I’m developing using C++.

When I use 1 stream…. I get the following…

GPU memory: 1335 MB
Average time taken for detection: 4.64ms
CPU Usage: 19.8%
GPU utilization is around 70% when the detector is being used but can spike to over 90% when the classifier is called.

When I use 2 streams… I get the following…

GPU memory: 2670 MB
Average time taken for detection: 38ms
CPU Usage: 54% (27% for each stream)
GPU utilization is at 100%

When I use 1 stream, the inference from TensorRT (for both the detection and classification) is fast and I can process up to 40 frames per second. However, there is a drastic slowdown when I use 2 streams.

Any ideas?

2Stream.bmp (5.93 MB)
1Stream.bmp (5.93 MB)

i meet the same question, do you solved the problem?

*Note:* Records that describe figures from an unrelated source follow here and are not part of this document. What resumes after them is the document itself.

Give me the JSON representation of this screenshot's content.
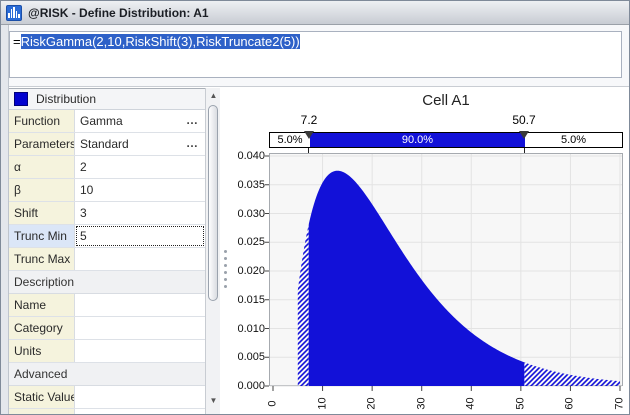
{
  "window": {
    "title": "@RISK - Define Distribution: A1"
  },
  "icons": {
    "app": "histogram-icon",
    "scroll_up": "▲",
    "scroll_down": "▼",
    "ellipsis": "…"
  },
  "formula_bar": {
    "prefix": "=",
    "formula_selected": "RiskGamma(2,10,RiskShift(3),RiskTruncate2(5))"
  },
  "properties_panel": {
    "title": "Distribution",
    "swatch_color": "#0202cf",
    "rows": [
      {
        "label": "Function",
        "value": "Gamma",
        "has_ellipsis": true
      },
      {
        "label": "Parameters",
        "value": "Standard",
        "has_ellipsis": true
      },
      {
        "label": "α",
        "value": "2"
      },
      {
        "label": "β",
        "value": "10"
      },
      {
        "label": "Shift",
        "value": "3"
      },
      {
        "label": "Trunc Min",
        "value": "5",
        "selected": true
      },
      {
        "label": "Trunc Max",
        "value": ""
      },
      {
        "label": "Description",
        "section": true
      },
      {
        "label": "Name",
        "value": ""
      },
      {
        "label": "Category",
        "value": ""
      },
      {
        "label": "Units",
        "value": ""
      },
      {
        "label": "Advanced",
        "section": true
      },
      {
        "label": "Static Value",
        "value": ""
      }
    ]
  },
  "chart_data": {
    "type": "area",
    "title": "Cell A1",
    "distribution": {
      "name": "Gamma",
      "alpha": 2,
      "beta": 10,
      "shift": 3,
      "trunc_min": 5
    },
    "x_range": [
      0,
      70
    ],
    "y_range": [
      0,
      0.04
    ],
    "x_tick_labels": [
      "0",
      "10",
      "20",
      "30",
      "40",
      "50",
      "60",
      "70"
    ],
    "y_tick_labels": [
      "0.040",
      "0.035",
      "0.030",
      "0.025",
      "0.020",
      "0.015",
      "0.010",
      "0.005",
      "0.000"
    ],
    "delimiters": {
      "left_x": 7.2,
      "right_x": 50.7,
      "left_label": "7.2",
      "right_label": "50.7"
    },
    "bands": [
      {
        "label": "5.0%",
        "pct": 5.0
      },
      {
        "label": "90.0%",
        "pct": 90.0
      },
      {
        "label": "5.0%",
        "pct": 5.0
      }
    ],
    "curve_color": "#1211d8",
    "plot_bg": "#f7f7f7",
    "grid": true,
    "peak_y_approx": 0.0375
  }
}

I had to change my implementation to do batch processing instead. So I run the detection in batches of 50. The GPU utilization spikes to around 40% when an inference is being made and goes back down to 0 when the inference is complete. It essentially allows the GPU core usage to be staggered among multiple streams.

Hope this helps.

I am working on a similar use case where I want to perform inference on 15 parallel streams coming from 15 different video files. My models include two different kinds of detectors and one classifier, all written in tensorflow. I have programming in python. Can you help me understand what would be the best to handle the 15 streams in parallel and pass them as batches to the tensorflow networks.

Did you manage to batch and perform multi-stream inference?